# Dreambooth training 
### We recommend [official Diffusers tutorial](https://huggingface.co/docs/diffusers/training/dreambooth) which helps to get familiar with this type of fine-tuning, explains the environment setup and used parameters in detail.   
### Our fine-tuned models and training data are available on OneDrive.

## Crop and resize selected images to 512x512.

In [None]:
from PIL import Image
import os
from torchvision.transforms import functional as F
from torchvision.transforms import InterpolationMode
import random
import json

In [2]:
folder = "/path/to/training/images"
folder_cropped = "/path/to/training/images_croped"
os.makedirs(folder_cropped, exist_ok=True)

for filename in os.listdir(folder):
    if filename.endswith('.jpeg') or filename.endswith('.png') or filename.endswith('.jpg'):
        image = Image.open(os.path.join(folder, filename)).convert("RGB")
        image = F.center_crop(image, 480) # this size (eg. 480) depends on cholect video
        image = F.resize(image, 512, interpolation = InterpolationMode.BILINEAR)
        image.save(os.path.join(folder_cropped, filename))

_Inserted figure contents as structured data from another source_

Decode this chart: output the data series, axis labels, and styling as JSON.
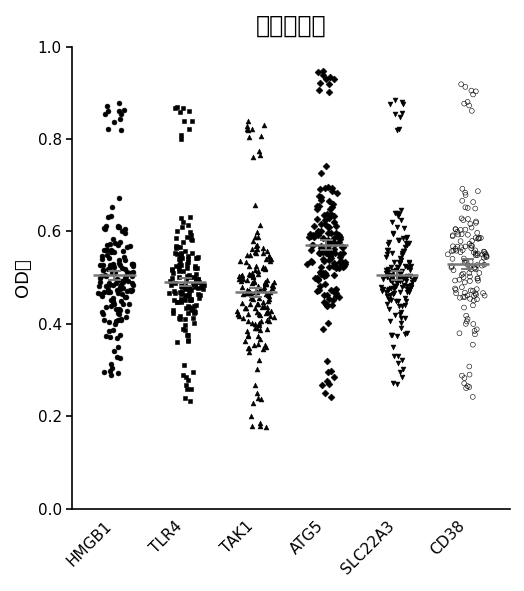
{
  "title": "食管麞癌组",
  "ylabel": "OD値",
  "groups": [
    "HMGB1",
    "TLR4",
    "TAK1",
    "ATG5",
    "SLC22A3",
    "CD38"
  ],
  "markers": [
    "o",
    "s",
    "^",
    "D",
    "v",
    "o"
  ],
  "filled": [
    true,
    true,
    true,
    true,
    true,
    false
  ],
  "ylim": [
    0.0,
    1.0
  ],
  "yticks": [
    0.0,
    0.2,
    0.4,
    0.6,
    0.8,
    1.0
  ],
  "means": [
    0.505,
    0.49,
    0.468,
    0.57,
    0.505,
    0.53
  ],
  "sems": [
    0.01,
    0.009,
    0.009,
    0.011,
    0.01,
    0.011
  ],
  "n_points": [
    160,
    155,
    160,
    155,
    150,
    145
  ],
  "seeds": [
    42,
    43,
    44,
    45,
    46,
    47
  ],
  "core_spread": [
    0.068,
    0.062,
    0.065,
    0.07,
    0.065,
    0.068
  ],
  "outlier_lows": [
    0.27,
    0.23,
    0.17,
    0.24,
    0.27,
    0.24
  ],
  "outlier_highs": [
    0.88,
    0.87,
    0.84,
    0.95,
    0.89,
    0.92
  ],
  "marker_size": 3.5,
  "mean_bar_color": "#777777",
  "point_color": "#000000",
  "background_color": "#ffffff",
  "title_fontsize": 17,
  "ylabel_fontsize": 13,
  "tick_fontsize": 11,
  "figsize": [
    5.24,
    5.91
  ],
  "dpi": 100
}
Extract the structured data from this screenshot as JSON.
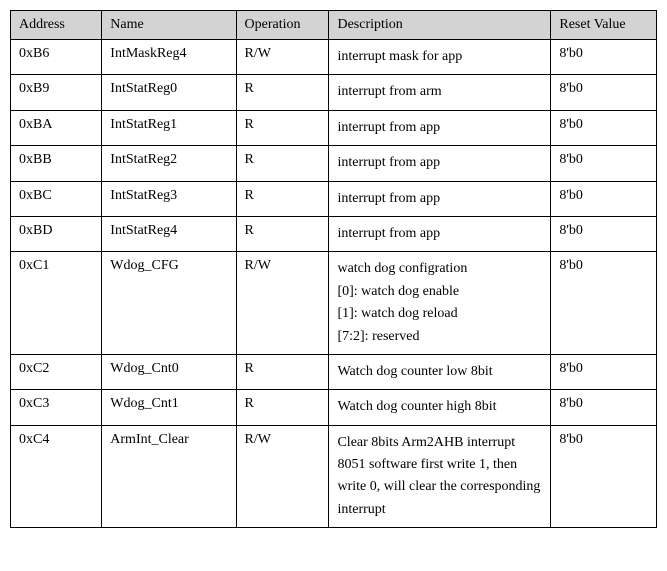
{
  "table": {
    "columns": [
      "Address",
      "Name",
      "Operation",
      "Description",
      "Reset Value"
    ],
    "rows": [
      {
        "address": "0xB6",
        "name": "IntMaskReg4",
        "operation": "R/W",
        "description": [
          "interrupt mask for app"
        ],
        "reset": "8'b0"
      },
      {
        "address": "0xB9",
        "name": "IntStatReg0",
        "operation": "R",
        "description": [
          "interrupt from arm"
        ],
        "reset": "8'b0"
      },
      {
        "address": "0xBA",
        "name": "IntStatReg1",
        "operation": "R",
        "description": [
          "interrupt from app"
        ],
        "reset": "8'b0"
      },
      {
        "address": "0xBB",
        "name": "IntStatReg2",
        "operation": "R",
        "description": [
          "interrupt from app"
        ],
        "reset": "8'b0"
      },
      {
        "address": "0xBC",
        "name": "IntStatReg3",
        "operation": "R",
        "description": [
          "interrupt from app"
        ],
        "reset": "8'b0"
      },
      {
        "address": "0xBD",
        "name": "IntStatReg4",
        "operation": "R",
        "description": [
          "interrupt from app"
        ],
        "reset": "8'b0"
      },
      {
        "address": "0xC1",
        "name": "Wdog_CFG",
        "operation": "R/W",
        "description": [
          "watch dog configration",
          "[0]: watch dog enable",
          "[1]: watch dog reload",
          "[7:2]: reserved"
        ],
        "reset": "8'b0"
      },
      {
        "address": "0xC2",
        "name": "Wdog_Cnt0",
        "operation": "R",
        "description": [
          "Watch dog counter low 8bit"
        ],
        "reset": "8'b0"
      },
      {
        "address": "0xC3",
        "name": "Wdog_Cnt1",
        "operation": "R",
        "description": [
          "Watch dog counter high 8bit"
        ],
        "reset": "8'b0"
      },
      {
        "address": "0xC4",
        "name": "ArmInt_Clear",
        "operation": "R/W",
        "description": [
          "Clear 8bits Arm2AHB interrupt 8051 software first write 1, then write 0, will clear the corresponding interrupt"
        ],
        "reset": "8'b0"
      }
    ],
    "header_bg": "#d3d3d3",
    "border_color": "#000000",
    "font_family": "Times New Roman",
    "font_size": 14
  }
}
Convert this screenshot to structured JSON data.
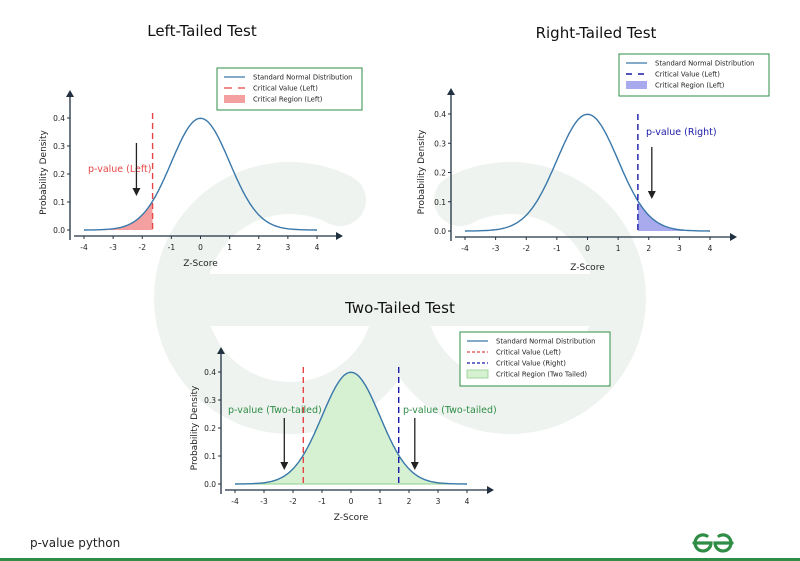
{
  "footer": {
    "text": "p-value python",
    "logo": "geeksforgeeks-logo"
  },
  "colors": {
    "curve": "#3a78aa",
    "left_critical": "#e64646",
    "right_critical": "#1a1aa8",
    "left_fill": "#f4a0a0",
    "right_fill": "#a9a9ee",
    "two_fill": "#d6f0d2",
    "two_fill_stroke": "#8fcf8a",
    "axis": "#203040",
    "legend_border": "#2f8d46",
    "green_text": "#2f8d46",
    "watermark": "#eef3ef"
  },
  "chart_data": [
    {
      "type": "area",
      "title": "Left-Tailed Test",
      "xlabel": "Z-Score",
      "ylabel": "Probability Density",
      "xlim": [
        -4,
        4
      ],
      "ylim": [
        0,
        0.4
      ],
      "xticks": [
        "-4",
        "-3",
        "-2",
        "-1",
        "0",
        "1",
        "2",
        "3",
        "4"
      ],
      "yticks": [
        "0.0",
        "0.1",
        "0.2",
        "0.3",
        "0.4"
      ],
      "critical_values": {
        "left": -1.645
      },
      "shaded_region": [
        -4,
        -1.645
      ],
      "annotation": {
        "text": "p-value (Left)",
        "arrow_x": -2.2
      },
      "legend": {
        "position": "upper-right",
        "entries": [
          {
            "label": "Standard Normal Distribution",
            "kind": "line"
          },
          {
            "label": "Critical Value (Left)",
            "kind": "dash-left"
          },
          {
            "label": "Critical Region (Left)",
            "kind": "fill-left"
          }
        ]
      }
    },
    {
      "type": "area",
      "title": "Right-Tailed Test",
      "xlabel": "Z-Score",
      "ylabel": "Probability Density",
      "xlim": [
        -4,
        4
      ],
      "ylim": [
        0,
        0.4
      ],
      "xticks": [
        "-4",
        "-3",
        "-2",
        "-1",
        "0",
        "1",
        "2",
        "3",
        "4"
      ],
      "yticks": [
        "0.0",
        "0.1",
        "0.2",
        "0.3",
        "0.4"
      ],
      "critical_values": {
        "right": 1.645
      },
      "shaded_region": [
        1.645,
        4
      ],
      "annotation": {
        "text": "p-value (Right)",
        "arrow_x": 2.1
      },
      "legend": {
        "position": "upper-right",
        "entries": [
          {
            "label": "Standard Normal Distribution",
            "kind": "line"
          },
          {
            "label": "Critical Value (Left)",
            "kind": "dash-right"
          },
          {
            "label": "Critical Region (Left)",
            "kind": "fill-right"
          }
        ]
      }
    },
    {
      "type": "area",
      "title": "Two-Tailed Test",
      "xlabel": "Z-Score",
      "ylabel": "Probability Density",
      "xlim": [
        -4,
        4
      ],
      "ylim": [
        0,
        0.4
      ],
      "xticks": [
        "-4",
        "-3",
        "-2",
        "-1",
        "0",
        "1",
        "2",
        "3",
        "4"
      ],
      "yticks": [
        "0.0",
        "0.1",
        "0.2",
        "0.3",
        "0.4"
      ],
      "critical_values": {
        "left": -1.645,
        "right": 1.645
      },
      "shaded_region": [
        -4,
        4
      ],
      "annotations": [
        {
          "text": "p-value (Two-tailed)",
          "arrow_x": -2.3
        },
        {
          "text": "p-value (Two-tailed)",
          "arrow_x": 2.2
        }
      ],
      "legend": {
        "position": "upper-right",
        "entries": [
          {
            "label": "Standard Normal Distribution",
            "kind": "line"
          },
          {
            "label": "Critical Value (Left)",
            "kind": "dash-left"
          },
          {
            "label": "Critical Value (Right)",
            "kind": "dash-right-small"
          },
          {
            "label": "Critical Region (Two Tailed)",
            "kind": "fill-two"
          }
        ]
      }
    }
  ]
}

## Creating json concept list

In [3]:
concepts_list = [
    {
        "instance_prompt":      "cholect45",
        "class_prompt":         "",
        "instance_data_dir":    f"{folder_cropped}"
    },
]

with open("./concepts_list.json", "w") as f:
    json.dump(concepts_list, f, indent=4)

## DREAMBOOTH TRAINING
### Following commands run in Terminal. Also remember to have `diffusers venv` activated!

In [None]:
'''
cd training
source diffusers_venv/bin/activate
export MODEL_NAME="runwayml/stable-diffusion-v1-5"
export OUTPUT_DIR="/path/to/save/checkpoints"
'''

### Template for Dreabooth training command

In [None]:
#template
'''
!accelerate launch train_dreambooth.py \
  --pretrained_model_name_or_path=$MODEL_NAME \
  --pretrained_vae_name_or_path="stabilityai/sd-vae-ft-mse" \
  --output_dir=$OUTPUT_DIR \
  --revision="fp16" \
  --with_prior_preservation --prior_loss_weight=1.0 \
  --seed=1337 \
  --resolution=512 \
  --train_batch_size=1 \
  --train_text_encoder \
  --mixed_precision="fp16" \
  --use_8bit_adam \
  --gradient_accumulation_steps=1 \
  --learning_rate=1e-6 \
  --lr_scheduler="constant" \
  --lr_warmup_steps=0 \
  --num_class_images=50 \
  --sample_batch_size=4 \
  --max_train_steps=800 \
  --save_interval=10000 \
  --save_sample_prompt="photo of zwx dog" \
  --concepts_list="concepts_list.json"
'''

### The actual command (with proper parameters) we used for training all styles - run in Terminal

In [None]:
'''
CUDA_VISIBLE_DEVICES=1 accelerate launch train_dreambooth.py \
--pretrained_model_name_or_path=$MODEL_NAME \
--output_dir=$OUTPUT_DIR \
--concepts_list="concepts_list.json" \
--revision="fp16" \
--train_text_encoder \
--seed=1337 \
--resolution=512 \
--train_batch_size=4 \
--mixed_precision="fp16" \
--gradient_accumulation_steps=1 \
--learning_rate=1e-6 \
--lr_warmup_steps=0 \
--num_class_images=50 \
--save_interval=500 \
--max_train_steps=3000
'''

### Quick inference for sanity check using diffusers pipeline

In [None]:
# #Quick inference for sanity check
# from diffusers import StableDiffusionPipeline
# import torch

# model_id = "/path/to/save/checkpoints"
# pipe = StableDiffusionPipeline.from_pretrained(model_id, torch_dtype=torch.float16).to("cuda")

# prompt = "cholect45"
# image = pipe(prompt, num_inference_steps=50, guidance_scale=7.5).images[0]

# image

### If you want to upload the fine-tuned model to WebUI, convert diffusers format to original SD format and save it to proper WebUI models folder

In [4]:
!python convert_diffusers_to_sd.py --model_path ./cholect_vid52_56_v2_ckpts/2000 \
    --checkpoint_path ../stable-diffusion-webui/models/Stable-diffusion/cholect_vid52_56_v2_2000.safetensors --half --use_safetensors


Reshaping encoder.mid.attn_1.q.weight for SD format
Reshaping encoder.mid.attn_1.k.weight for SD format
Reshaping encoder.mid.attn_1.v.weight for SD format
Reshaping encoder.mid.attn_1.proj_out.weight for SD format
Reshaping decoder.mid.attn_1.q.weight for SD format
Reshaping decoder.mid.attn_1.k.weight for SD format
Reshaping decoder.mid.attn_1.v.weight for SD format
Reshaping decoder.mid.attn_1.proj_out.weight for SD format